No cash down has long been a staple promotion for traditional merchants, so it makes sense that e-commerce players are increasingly offering this billing option as an alternative to upfront credit and debit card payments.
In one example, after ToolKing.com began testing the “Bill Me Later” payment system offered by I4 Commerce last fall, the retailer tracked 430 holiday season customer acquisitions back to the program for its wide-ranging line of industrial and do-it-yourself tools, a 5 percent increase compared to same period in 2004.
Perhaps more importantly, ToolKing.com’s average orders via Bill Me Later were $300 during the holidays, while credit/debit tickets evened out at $200. The lift can be connected to the $250 minimum attached to the no-payments-for-90-days offer running at www.toolking.com, but the retailer said the results were equally related to freeing customers of the immediate responsibility of funding their holiday shopping while also eliminating the threat of stolen financial information. In the end, Tool King added nearly $130,000 in seasonal revenue because of the program.
“Obviously, the extra payment option has lent itself to a population of customers that we were not addressing,” said Donald Cohen, founder and managing partner at the 28-year-old Tool King, Lakewood, CO. “Going in, we had no idea what to expect, but it appears to be a significant element of our business going forward.”
Cohen said he expects his company to reach $27 million in sales this year, compared to last year’s sales of $15 million. By being able to attack the ostensible card-not-present market, Bill Me Later will aid that increase, and more consumers will be attracted to the pay-later program, he said.
“It seems like a payment option people are looking for,” Cohen said. “We were very impressed with what it was able to do for us.”
To qualify for the program, consumers must enter the last four digits of their Social Security number and their date of birth. In turn, the I4 Commerce system for broadband users is designed to respond with an acceptance or refusal in three seconds or less. According to I4 Commerce, users with FICO credit scores of 710 and above are accepted. The demographic for Bill Me Later users skews slightly female and tends to make up a segment of affluent-but-infrequent e-commerce customers.
“Most of those customers are shoppers but not buyers, and we’re hoping to translate that shopping activity into buying activity for our retail partners,” said Bill Zielke, vice president of product management at I4 Commerce, Timonium, MD. “They are not credit-distressed customers. On average, they carry four credit cards in their wallet or purse. They’re just not choosing to use that vehicle on the Web, but Bill Me Later gives them an option that makes them feel it is more secure or convenient to do so.”

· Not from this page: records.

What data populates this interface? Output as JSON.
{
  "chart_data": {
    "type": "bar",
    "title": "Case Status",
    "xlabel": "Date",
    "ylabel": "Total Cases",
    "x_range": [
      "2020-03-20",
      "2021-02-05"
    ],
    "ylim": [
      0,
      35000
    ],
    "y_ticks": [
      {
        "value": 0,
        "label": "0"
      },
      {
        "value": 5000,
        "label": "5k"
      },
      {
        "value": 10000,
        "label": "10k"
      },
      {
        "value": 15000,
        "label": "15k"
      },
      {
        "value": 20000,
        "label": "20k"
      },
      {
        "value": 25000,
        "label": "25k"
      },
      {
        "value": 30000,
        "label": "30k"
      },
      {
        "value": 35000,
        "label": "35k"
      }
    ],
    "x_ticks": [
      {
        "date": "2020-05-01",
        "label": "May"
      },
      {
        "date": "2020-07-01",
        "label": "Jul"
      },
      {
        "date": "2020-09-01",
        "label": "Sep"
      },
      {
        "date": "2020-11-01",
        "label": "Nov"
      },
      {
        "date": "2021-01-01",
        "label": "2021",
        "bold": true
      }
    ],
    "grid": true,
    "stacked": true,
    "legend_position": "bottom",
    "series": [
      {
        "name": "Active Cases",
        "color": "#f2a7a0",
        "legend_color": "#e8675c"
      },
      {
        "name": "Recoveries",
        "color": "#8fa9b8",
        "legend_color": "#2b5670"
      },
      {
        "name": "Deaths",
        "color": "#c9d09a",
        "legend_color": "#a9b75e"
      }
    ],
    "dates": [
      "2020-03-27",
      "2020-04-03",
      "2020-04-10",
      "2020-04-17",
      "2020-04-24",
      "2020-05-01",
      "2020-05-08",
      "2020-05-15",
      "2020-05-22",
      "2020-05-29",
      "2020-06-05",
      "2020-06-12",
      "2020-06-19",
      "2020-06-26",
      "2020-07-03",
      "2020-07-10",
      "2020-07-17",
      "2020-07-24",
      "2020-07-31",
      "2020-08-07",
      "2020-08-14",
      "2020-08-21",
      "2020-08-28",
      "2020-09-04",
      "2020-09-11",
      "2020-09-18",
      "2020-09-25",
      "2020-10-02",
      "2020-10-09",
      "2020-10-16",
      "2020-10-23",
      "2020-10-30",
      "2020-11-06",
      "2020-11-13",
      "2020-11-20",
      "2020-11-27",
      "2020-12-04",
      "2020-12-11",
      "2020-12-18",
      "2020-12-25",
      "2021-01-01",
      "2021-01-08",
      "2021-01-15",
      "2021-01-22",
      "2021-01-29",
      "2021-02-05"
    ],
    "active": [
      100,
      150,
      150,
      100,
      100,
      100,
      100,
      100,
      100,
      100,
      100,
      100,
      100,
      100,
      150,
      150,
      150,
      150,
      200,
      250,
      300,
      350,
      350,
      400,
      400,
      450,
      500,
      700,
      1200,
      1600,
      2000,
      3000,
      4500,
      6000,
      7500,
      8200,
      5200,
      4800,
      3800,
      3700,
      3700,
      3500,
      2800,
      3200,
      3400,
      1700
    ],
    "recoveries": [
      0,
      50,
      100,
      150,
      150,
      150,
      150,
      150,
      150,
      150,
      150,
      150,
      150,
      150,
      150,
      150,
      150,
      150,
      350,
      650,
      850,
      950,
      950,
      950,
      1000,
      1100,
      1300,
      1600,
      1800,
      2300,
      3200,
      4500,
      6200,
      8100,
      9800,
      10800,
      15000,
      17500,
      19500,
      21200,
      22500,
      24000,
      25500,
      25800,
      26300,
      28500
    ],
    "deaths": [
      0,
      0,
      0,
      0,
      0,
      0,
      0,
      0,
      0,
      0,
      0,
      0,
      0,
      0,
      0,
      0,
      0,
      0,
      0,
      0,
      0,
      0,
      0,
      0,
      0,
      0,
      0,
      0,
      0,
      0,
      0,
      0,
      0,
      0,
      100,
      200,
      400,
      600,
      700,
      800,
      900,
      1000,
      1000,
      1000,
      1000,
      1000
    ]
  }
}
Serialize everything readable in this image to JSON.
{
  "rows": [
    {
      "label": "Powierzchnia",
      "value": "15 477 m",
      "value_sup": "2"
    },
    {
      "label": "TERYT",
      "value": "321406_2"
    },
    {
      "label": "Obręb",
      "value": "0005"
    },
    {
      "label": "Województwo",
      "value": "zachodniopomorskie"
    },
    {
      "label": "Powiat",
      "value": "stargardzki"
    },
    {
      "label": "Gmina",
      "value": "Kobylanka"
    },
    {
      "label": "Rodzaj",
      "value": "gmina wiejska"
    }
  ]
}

Consumers are sent a bill in the mail updating them about the status of their accounts in a manner similar to credit card companies. They can pay 3 percent of the balance each month or make good on their accounts with higher payments on the total sum. After the period of the no-interest offer comes to an end, they are charged the prevailing interest rate.
“There’s not any ambiguity from the customer’s perspective,” Zielke said. “It’s very clear what the payment expectations are. If they choose to defer, they have that right. But if they choose to pay it in full, which many customers do, they’ve really achieved a same-as-cash capability over that time.”
Zielke said he has 200 clients signed up for Bill Me Later, including Wal-Mart, Overstock.com, Continental Airlines and eToys Direct. Such retail partners normally implement 90-day, 6-month or12-month no-interest programs. However, the programs can be customized to the retailer’s needs.
For instance, eToys Direct ran a no-interest-until-February holiday offer that began when it dropped its catalog last fall. No matter if the customers ordered online or over the telephone, they have until February to pay the bill before getting charged interest.
“It’s a very nice offer to give customers when you are sending out holiday catalogs in the fall,” said Sheliah Gilliland, director of public relations at eToys Direct, Denver. “You can give them an offer to make their holiday purchases well ahead of time but not actually have to pay the bill until February.”
Post-holidays, eToys.com has offered a 30-day, no-interest program. Gilliland said that eToys has seen its average order for Bill Me Later purchases to be 35 percent higher than its credit/debit transactions. In addition, she said I4 Commerce’s referral program via www.shopbillmelater.com also has been a boon to eToys.com since joining it in 2003. Sales deriving from the referrals increased 516 percent last year when compared to the previous year.
“What we are getting from Bill Me Later customers versus other payment options and for about the same rate we pay the credit card companies has made us very happy,” Gilliland said.